From Draft NOtices, October-December 2006
Directed and produced by Patricia Foulkrod, distributed by Focus Features.
—Mernie Aste
I teach courses about multicultural education at a university in Southern California. My class prepares teachers to instruct children from a wide variety of backgrounds, including those whose parents are in the Marines and Navy, refugees from war-torn areas, privileged groups, and immigrants. Some of their parents are between military deployments; some are disabled or deceased as a result of war. (An estimated 1,600 U.S. children have lost a parent to wars in Iraq and Afghanistan.) Some of the school-aged children themselves have memories of bombing, hacking, hiding, escaping, smuggling, and surviving. I do my best to prepare student teachers for the cultural variations and cognitive challenges that kindergarteners through twelfth-graders bring to Southern California classrooms.
Up to now my focus has been on ethnic and cultural realities, including class, disability, and LGBTQ (lesbian, gay, bisexual, transgendered, questioning). After screening the film “The Ground Truth,” I plan to add military culture and its impact on school-aged children and their families.
The film tracks the experiences of men and women who joined the military for a variety of reasons, including patriotism, tradition, to “be a man,” healthcare benefits, and/or lack of other employment or education opportunities. The film follows them through induction, basic training, deployment, injury, discharge and veteran status. The bait-and-switch tactics of military recruiters are emphasized. One individual in the film commented, “They don’t tell you the consequences,” citing the example of “seeing your friends killed.” While the recruiters emphasize the career opportunities of the military, one recruit says, “The purpose [of the training] is to kill. The purpose is to take life.” Another states that the military creates “a sustained state of mind to take a life when you are not enraged as a conditioned response.”
A key part of the training is the dehumanization of “the enemy” through songs and marching cadences that include characterizations such as “ragheads” and “hajis.”
I met a veteran at the university once who was having a difficult time readjusting to civilian life from the kind of hyper-vigilance that is necessary for survival in a war with no front line and where the enemy is anyone. In the film recruits make statements like, “Little kids stab doors” and, “The majority of Iraqis have AK-47s.” “Most missions have no purpose,” one combatant says; after a while, you “kill so you can go home.” (Sound familiar to any of you Vietnam-era veterans?)
The high survival rate of wounded American military is emphasized in the film. This is attributed to improved torso protection (flack jackets) and medical interventions. These soldiers come home to a society that is barely aware of the horrors they have both endured and perpetrated during their deployment. For example, one soldier observed another who slowed, then sped up the truck he was driving “to run over a kid. That’s what the Army told us to do.”
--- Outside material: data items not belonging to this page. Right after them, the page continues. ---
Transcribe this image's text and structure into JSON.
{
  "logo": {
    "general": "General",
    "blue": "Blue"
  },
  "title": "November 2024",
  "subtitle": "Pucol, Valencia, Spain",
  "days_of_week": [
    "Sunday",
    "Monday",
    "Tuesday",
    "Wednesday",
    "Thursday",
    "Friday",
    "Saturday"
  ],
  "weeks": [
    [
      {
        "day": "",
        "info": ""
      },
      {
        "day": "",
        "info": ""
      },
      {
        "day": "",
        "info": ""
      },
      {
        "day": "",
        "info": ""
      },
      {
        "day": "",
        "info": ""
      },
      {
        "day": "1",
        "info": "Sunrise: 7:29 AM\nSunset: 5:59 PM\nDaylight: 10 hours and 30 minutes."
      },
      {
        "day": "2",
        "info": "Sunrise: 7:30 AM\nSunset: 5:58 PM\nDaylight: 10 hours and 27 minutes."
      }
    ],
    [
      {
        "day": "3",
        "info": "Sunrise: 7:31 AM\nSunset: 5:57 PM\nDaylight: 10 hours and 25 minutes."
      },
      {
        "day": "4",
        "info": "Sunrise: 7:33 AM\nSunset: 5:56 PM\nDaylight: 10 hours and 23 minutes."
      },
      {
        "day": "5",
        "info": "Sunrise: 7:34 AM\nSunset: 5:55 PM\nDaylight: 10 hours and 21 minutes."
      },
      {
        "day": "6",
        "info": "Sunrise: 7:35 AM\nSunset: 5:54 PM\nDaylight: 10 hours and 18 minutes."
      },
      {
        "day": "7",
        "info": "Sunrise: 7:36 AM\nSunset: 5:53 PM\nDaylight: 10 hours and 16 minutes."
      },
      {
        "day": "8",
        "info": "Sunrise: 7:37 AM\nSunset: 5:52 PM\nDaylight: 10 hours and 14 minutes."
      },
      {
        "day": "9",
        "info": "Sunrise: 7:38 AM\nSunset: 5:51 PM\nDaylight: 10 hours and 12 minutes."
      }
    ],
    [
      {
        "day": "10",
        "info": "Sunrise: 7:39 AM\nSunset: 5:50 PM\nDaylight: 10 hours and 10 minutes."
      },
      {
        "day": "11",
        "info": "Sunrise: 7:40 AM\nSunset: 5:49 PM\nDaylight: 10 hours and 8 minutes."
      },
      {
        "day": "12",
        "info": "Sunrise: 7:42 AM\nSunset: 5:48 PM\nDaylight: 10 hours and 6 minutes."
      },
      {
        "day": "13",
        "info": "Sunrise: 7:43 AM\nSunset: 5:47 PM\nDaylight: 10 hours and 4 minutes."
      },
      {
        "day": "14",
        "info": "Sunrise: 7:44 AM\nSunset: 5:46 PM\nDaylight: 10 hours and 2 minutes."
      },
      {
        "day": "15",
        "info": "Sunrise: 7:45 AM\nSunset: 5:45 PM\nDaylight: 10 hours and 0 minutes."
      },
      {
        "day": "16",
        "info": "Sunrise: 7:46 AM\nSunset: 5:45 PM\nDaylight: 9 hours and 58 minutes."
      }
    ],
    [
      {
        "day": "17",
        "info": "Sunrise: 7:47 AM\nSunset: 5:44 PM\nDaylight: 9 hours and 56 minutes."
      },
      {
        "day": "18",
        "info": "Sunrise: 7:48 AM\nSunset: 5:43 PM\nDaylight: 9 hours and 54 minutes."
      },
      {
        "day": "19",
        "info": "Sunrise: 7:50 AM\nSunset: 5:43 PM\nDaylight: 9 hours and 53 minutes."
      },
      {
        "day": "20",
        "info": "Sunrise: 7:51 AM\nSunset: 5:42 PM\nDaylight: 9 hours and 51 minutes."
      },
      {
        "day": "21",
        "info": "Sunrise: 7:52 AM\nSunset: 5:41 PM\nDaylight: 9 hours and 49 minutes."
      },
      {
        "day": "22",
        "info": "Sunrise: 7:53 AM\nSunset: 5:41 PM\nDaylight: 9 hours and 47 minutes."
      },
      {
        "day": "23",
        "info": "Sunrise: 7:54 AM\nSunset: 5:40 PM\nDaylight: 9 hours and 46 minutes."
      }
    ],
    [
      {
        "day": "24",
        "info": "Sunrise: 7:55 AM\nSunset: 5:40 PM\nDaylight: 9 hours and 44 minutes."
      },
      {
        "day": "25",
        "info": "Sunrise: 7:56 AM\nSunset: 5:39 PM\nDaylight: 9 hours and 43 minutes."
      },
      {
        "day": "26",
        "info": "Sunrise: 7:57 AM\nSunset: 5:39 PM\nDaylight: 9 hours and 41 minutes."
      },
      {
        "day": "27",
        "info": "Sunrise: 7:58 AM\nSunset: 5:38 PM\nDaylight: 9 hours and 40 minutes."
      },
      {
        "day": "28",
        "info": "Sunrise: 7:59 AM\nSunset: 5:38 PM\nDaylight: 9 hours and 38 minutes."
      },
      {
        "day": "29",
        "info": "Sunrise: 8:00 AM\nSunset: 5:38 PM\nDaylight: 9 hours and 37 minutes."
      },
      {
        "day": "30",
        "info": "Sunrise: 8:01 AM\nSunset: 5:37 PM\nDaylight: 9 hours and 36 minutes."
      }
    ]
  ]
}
As these returnees struggle with their experiences, it is predictable that some will commit suicide and spousal abuse. In one interview the parents of a veteran found their son “hanging by a garden hose in the basement after returning from Iraq.” In another, one Marine expresses his sense of betrayal at the expectation that he can easily return to civilian society. These realities affect the home life of their school-aged children and their ability to learn.
A number of survivors of the military discuss their post-traumatic stress disorder by saying, “The war is over. And over and over and over.” The difficulty of completing the paperwork and meeting deadlines to get help from the Veterans Affairs Department becomes a daunting hurdle as they try to make the readjustment to civilian life.
The film gives voice to the realities that recruiters don’t tell young people, so I believe it should be made available to high school and young adult groups. There were several invitations for people to host a screening. The Web site says you can do this by buying the DVD ($14.95), and they’ll supply supplementary materials, including a discussion guide and a list of resources. You can also find out about screenings hosted by other people in your area by visiting the Web site. It’s worth it. This film is up-to-date and powerful. I recommend it as a counter-recruitment tool that will complete the part of the story that the recruiters tend to leave out.